The Phoenicians were the first to venture beyond the Pillars of Hercules (the opposite promontories of the Strait of Gibraltar) into the Atlantic Ocean, though how much of this sea they traversed is not easy to ascertain. They may have reached the Scilly Isles and Cornwall to barter pottery, copper utensils and salt for tin. Their crowning nautical achievement was the clockwise circumnavigation of Africa about 600 B.C. at the direction of the Egyptian Pharaoh Necho, a voyage which required more than two years.

Wherever the Phoenicians went, they built trading factories, which developed into settlements and then into colonies. Especially after the thirteenth and twelfth centuries, when they were squeezed out of central Syria by the Aramaeans and out of southern Syria by the Israelites and Philistines, did the Ganaanites turn their energies to overseas expansion. Cyprus and Cilicia, Crete and Samos, Corinth and Thrace, Malta and western Sicily, Sardinia and Corsica, the whole coast of North Africa, eastern and southern Spain—all fell under Phoenician sway. Cadiz in Spain and Utica in Tunisia were founded about 1000 B.C., and the most famous of all, Carthage, about 814. With the decline of Phoenicia, brought on by Greek competition and Assyrian invasion, Carthage took over commercial and political supremacy in the western Mediterranean until its destruction in 146 B.C. by the Romans.

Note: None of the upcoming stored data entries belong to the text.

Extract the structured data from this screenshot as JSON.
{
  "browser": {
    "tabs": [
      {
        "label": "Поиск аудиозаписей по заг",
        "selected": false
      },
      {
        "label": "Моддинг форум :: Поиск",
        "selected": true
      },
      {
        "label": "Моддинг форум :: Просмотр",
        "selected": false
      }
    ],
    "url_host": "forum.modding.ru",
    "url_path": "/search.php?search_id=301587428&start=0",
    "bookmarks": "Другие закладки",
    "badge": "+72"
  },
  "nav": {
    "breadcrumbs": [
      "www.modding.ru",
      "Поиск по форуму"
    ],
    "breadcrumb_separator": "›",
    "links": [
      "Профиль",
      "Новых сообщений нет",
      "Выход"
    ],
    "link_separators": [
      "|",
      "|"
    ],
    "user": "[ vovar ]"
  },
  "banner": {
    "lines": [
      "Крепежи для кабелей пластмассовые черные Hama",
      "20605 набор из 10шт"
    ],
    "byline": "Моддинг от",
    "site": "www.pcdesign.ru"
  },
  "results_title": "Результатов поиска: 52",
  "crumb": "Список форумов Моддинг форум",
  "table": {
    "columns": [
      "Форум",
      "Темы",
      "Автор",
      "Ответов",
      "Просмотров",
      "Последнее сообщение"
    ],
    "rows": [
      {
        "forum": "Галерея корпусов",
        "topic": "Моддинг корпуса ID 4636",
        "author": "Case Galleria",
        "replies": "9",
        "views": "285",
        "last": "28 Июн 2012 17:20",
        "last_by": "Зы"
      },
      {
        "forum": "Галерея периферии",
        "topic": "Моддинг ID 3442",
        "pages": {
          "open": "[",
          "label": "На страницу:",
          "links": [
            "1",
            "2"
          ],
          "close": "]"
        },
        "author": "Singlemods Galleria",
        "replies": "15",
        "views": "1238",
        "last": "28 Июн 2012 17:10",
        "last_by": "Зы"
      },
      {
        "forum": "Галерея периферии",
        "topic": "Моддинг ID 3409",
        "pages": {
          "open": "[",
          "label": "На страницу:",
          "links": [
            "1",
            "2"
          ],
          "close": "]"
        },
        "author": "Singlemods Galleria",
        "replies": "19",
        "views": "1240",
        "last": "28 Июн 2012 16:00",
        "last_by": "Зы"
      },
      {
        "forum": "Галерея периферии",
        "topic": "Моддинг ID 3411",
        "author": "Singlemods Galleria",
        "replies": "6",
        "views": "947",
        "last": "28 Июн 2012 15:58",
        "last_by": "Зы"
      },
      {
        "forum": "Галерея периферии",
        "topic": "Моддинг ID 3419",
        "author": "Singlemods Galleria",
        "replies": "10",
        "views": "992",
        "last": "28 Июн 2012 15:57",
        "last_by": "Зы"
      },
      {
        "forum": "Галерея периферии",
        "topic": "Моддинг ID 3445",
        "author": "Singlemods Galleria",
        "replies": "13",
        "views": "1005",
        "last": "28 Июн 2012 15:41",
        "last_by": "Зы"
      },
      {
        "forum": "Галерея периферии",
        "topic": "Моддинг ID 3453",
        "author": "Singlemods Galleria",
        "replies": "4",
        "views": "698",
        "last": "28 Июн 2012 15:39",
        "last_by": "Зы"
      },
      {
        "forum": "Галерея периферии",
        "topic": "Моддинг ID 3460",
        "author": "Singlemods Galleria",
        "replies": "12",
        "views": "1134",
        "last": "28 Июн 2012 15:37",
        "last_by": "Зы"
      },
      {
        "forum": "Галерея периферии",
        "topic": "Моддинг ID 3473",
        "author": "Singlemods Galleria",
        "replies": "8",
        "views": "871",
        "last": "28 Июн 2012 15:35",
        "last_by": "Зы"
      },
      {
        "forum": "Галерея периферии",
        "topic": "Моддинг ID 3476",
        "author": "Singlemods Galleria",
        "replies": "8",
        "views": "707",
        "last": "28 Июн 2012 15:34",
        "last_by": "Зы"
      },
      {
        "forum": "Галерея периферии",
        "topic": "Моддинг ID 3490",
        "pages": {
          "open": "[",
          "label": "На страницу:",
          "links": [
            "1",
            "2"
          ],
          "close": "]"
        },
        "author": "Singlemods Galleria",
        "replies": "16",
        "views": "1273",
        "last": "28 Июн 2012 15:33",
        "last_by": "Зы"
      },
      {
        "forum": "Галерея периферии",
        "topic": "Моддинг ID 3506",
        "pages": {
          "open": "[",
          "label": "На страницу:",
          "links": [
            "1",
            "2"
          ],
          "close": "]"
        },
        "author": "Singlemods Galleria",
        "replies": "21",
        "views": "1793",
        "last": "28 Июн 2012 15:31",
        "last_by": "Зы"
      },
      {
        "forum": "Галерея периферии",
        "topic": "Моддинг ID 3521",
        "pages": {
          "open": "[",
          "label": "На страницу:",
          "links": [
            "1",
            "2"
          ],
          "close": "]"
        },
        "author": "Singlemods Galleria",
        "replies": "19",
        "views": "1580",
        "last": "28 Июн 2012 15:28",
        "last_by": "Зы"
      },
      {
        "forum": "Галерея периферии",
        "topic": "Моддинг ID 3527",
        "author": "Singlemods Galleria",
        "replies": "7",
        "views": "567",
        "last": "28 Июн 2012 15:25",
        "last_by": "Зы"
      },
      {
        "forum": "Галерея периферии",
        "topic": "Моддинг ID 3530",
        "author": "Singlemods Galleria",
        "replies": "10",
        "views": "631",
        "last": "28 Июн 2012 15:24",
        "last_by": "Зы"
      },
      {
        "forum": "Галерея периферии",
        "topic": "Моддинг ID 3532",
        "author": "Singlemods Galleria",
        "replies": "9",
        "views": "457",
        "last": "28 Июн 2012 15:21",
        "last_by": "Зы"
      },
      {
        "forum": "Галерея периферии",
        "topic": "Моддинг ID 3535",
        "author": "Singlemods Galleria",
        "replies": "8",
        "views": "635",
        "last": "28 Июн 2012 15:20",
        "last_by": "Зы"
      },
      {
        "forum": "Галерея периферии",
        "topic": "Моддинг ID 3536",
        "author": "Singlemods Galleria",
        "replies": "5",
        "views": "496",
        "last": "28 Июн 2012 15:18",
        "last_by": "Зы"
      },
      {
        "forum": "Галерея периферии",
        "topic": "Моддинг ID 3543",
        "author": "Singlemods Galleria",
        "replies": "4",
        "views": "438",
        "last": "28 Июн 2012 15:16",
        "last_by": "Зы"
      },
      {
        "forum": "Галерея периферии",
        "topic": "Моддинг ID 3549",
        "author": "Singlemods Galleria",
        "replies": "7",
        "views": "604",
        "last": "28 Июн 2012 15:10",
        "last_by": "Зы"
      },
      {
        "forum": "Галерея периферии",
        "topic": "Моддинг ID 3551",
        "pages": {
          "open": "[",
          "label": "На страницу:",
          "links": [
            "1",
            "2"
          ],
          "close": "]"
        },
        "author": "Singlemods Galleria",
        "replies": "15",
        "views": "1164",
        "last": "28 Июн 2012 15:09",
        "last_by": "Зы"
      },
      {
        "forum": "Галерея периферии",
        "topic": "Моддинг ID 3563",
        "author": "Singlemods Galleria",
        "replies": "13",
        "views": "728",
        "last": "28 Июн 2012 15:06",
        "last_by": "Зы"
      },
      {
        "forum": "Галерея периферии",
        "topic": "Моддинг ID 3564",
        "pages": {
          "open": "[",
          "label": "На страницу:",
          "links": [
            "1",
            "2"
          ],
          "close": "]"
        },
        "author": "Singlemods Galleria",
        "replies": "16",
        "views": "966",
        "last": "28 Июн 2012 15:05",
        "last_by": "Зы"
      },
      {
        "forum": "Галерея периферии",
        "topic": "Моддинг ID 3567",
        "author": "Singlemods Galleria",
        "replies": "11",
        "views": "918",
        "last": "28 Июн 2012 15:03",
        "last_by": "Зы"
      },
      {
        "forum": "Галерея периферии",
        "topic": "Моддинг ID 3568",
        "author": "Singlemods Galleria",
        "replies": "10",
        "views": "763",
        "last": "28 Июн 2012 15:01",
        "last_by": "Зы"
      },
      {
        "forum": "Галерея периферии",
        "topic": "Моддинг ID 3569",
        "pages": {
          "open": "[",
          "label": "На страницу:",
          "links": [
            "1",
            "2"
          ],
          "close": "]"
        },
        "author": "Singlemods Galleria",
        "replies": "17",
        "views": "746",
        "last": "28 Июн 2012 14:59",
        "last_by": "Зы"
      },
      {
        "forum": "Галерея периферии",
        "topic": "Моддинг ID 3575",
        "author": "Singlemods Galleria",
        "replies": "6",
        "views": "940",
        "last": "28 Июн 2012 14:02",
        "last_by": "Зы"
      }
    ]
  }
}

The Phoenicians were the middlemen of the ancient world in intellectual and cultural matters as well as in commerce. The achievements of Egypt and Mesopotamia were carried by Syrians to all the Mediterranean peoples, serving as civilizing influences. The Greeks in particular became their pupils in navigation and colonization and borrowed from them in literature and religion.